Walker, a strong feminist, travelled to Washington on the outbreak of the American Civil War to offer her services to the Union Army. She worked as a volunteer nurse and was not sent to the front-line until September, 1863. Walker was appointed by General George Thomas as assistant surgeon in the Army of the Cumberland. The only woman doctor in the army, Walker served at Fredericksburg, Chickamauga and Atlanta.

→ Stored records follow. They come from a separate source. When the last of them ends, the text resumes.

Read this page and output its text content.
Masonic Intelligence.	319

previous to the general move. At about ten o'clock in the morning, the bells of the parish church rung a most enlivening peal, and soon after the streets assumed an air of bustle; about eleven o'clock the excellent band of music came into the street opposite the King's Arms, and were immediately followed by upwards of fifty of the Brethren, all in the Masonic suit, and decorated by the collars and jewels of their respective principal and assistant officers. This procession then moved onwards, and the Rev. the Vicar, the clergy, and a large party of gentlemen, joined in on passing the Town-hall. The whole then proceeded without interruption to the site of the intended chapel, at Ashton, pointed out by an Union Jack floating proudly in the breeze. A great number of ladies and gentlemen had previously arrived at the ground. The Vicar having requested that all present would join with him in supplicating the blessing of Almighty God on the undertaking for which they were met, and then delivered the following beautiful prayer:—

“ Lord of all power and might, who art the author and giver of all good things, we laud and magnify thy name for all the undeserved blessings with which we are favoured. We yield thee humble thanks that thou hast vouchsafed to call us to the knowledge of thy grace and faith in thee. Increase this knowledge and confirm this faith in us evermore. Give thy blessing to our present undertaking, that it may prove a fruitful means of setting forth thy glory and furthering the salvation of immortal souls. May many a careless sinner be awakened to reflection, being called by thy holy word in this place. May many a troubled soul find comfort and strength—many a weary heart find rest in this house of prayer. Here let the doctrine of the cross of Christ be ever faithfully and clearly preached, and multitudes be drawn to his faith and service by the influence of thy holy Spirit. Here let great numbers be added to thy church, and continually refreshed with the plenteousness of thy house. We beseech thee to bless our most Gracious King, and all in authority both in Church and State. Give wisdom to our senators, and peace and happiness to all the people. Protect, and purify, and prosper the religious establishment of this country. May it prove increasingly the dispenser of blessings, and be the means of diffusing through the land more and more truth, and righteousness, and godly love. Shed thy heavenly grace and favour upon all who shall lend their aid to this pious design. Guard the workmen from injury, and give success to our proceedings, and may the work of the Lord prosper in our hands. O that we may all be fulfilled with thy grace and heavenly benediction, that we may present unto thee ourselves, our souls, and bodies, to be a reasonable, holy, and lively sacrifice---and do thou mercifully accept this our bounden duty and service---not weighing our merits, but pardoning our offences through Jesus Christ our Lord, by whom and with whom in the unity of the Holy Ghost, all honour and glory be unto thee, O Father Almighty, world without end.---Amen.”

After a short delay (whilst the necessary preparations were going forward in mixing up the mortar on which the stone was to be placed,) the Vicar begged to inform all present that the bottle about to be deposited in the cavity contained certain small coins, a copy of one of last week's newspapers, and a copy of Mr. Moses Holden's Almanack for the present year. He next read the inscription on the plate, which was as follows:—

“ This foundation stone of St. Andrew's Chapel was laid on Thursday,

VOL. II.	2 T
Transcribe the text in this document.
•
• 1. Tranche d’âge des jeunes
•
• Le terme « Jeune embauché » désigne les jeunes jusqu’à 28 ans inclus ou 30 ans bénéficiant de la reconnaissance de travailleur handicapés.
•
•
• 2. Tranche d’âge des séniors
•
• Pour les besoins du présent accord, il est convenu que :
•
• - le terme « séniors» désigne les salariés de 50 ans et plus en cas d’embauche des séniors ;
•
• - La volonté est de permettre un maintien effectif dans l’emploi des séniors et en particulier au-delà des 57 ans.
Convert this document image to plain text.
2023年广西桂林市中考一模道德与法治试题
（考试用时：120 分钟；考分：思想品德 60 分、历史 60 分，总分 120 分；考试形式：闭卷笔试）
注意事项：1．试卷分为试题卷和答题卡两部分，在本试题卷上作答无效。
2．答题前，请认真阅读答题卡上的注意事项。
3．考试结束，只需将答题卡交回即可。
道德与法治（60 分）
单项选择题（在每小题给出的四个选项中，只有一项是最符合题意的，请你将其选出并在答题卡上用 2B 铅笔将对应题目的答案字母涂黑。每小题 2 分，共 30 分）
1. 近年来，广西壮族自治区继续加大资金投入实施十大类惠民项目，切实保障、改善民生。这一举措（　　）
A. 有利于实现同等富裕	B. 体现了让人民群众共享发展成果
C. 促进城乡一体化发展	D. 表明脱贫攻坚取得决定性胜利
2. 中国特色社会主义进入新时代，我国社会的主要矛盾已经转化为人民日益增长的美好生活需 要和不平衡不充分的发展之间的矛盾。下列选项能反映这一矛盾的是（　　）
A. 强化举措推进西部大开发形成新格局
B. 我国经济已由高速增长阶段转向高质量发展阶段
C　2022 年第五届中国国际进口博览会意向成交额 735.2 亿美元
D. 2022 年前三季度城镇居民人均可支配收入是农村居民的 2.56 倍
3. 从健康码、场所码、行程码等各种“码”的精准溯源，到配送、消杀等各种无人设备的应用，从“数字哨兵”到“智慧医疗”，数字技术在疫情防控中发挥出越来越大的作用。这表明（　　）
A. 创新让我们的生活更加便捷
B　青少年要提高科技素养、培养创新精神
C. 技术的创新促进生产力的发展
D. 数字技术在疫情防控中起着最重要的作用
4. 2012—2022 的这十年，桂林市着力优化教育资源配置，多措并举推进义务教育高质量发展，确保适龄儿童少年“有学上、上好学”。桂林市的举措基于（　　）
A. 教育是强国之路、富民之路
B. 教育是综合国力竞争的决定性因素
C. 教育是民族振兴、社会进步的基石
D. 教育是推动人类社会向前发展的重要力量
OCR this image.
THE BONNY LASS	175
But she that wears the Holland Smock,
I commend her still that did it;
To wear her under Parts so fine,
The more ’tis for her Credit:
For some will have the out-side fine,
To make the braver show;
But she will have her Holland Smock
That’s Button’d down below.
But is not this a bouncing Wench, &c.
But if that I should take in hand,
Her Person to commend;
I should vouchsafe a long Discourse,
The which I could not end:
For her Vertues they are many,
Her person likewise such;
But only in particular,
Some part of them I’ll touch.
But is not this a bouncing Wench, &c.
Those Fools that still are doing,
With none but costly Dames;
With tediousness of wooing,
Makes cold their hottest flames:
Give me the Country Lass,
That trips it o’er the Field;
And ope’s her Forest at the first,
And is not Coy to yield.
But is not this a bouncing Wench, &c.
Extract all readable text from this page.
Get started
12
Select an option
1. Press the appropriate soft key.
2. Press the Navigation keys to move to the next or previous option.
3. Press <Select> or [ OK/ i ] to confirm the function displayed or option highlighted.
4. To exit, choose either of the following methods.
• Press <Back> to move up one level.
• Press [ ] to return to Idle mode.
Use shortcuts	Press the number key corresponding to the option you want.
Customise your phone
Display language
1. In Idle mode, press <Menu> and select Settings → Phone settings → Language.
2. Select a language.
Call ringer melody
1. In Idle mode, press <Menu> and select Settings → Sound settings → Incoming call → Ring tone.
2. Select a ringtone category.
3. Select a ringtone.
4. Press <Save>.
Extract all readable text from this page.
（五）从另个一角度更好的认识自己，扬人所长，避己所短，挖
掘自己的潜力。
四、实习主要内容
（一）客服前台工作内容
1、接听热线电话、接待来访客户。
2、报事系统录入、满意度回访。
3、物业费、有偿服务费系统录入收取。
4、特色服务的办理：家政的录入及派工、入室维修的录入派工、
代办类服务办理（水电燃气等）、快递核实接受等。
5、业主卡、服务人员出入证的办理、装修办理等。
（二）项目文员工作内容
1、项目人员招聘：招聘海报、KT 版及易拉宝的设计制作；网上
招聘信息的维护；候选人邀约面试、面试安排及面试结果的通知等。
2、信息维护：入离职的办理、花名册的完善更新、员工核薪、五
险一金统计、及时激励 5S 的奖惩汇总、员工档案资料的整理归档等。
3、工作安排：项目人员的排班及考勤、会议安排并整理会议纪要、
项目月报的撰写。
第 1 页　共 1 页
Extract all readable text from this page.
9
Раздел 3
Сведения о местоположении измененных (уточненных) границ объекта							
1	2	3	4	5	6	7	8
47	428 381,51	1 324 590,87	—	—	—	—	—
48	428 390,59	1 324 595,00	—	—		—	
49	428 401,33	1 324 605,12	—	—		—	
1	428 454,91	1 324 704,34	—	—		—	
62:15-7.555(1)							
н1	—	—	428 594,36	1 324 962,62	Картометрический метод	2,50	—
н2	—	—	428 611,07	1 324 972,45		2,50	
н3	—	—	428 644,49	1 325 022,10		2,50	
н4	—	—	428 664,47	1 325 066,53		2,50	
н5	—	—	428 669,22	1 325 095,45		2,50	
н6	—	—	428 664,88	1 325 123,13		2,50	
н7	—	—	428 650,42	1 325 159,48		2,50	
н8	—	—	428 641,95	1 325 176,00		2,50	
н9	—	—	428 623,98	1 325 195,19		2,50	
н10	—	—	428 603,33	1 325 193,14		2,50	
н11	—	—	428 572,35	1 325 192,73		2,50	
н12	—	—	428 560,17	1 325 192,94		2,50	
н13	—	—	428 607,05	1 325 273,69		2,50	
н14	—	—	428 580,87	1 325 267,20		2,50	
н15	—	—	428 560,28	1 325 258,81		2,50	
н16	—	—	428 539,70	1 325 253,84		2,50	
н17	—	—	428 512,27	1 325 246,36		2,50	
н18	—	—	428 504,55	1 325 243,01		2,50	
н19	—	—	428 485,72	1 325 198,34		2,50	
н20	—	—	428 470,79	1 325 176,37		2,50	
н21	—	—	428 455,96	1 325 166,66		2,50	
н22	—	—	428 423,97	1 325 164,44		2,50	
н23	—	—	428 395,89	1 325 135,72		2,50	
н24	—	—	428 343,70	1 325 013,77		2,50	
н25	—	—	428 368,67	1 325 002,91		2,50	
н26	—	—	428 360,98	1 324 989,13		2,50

Walker was also captured by the Confederate Army and spent four months in a Richmond prison (10th April, 1864 - 12th August, 1864). Released to tend the sick and wounded, Walker later claimed she used this opportunity to spy on the enemy. In 1865 she became the only woman in the American Civil War to win the Congressional Medal of Honor.
After the war Walker published two books, Hit (1871) and Unmasked (1878). She was also active in feminist organizations and was arrested several times for masquerading as a man. As well as campaigning for women's suffrage and for the Women's Christian Temperance Union, Walker gave lectures on the dangers of tobacco.
Mary Edwards Walker died in Oswego, on 21st February, 1919. In 1917 Walker had her Congressional Medal of Honor revoked. President Jimmy Carter reinstated the award in 1977.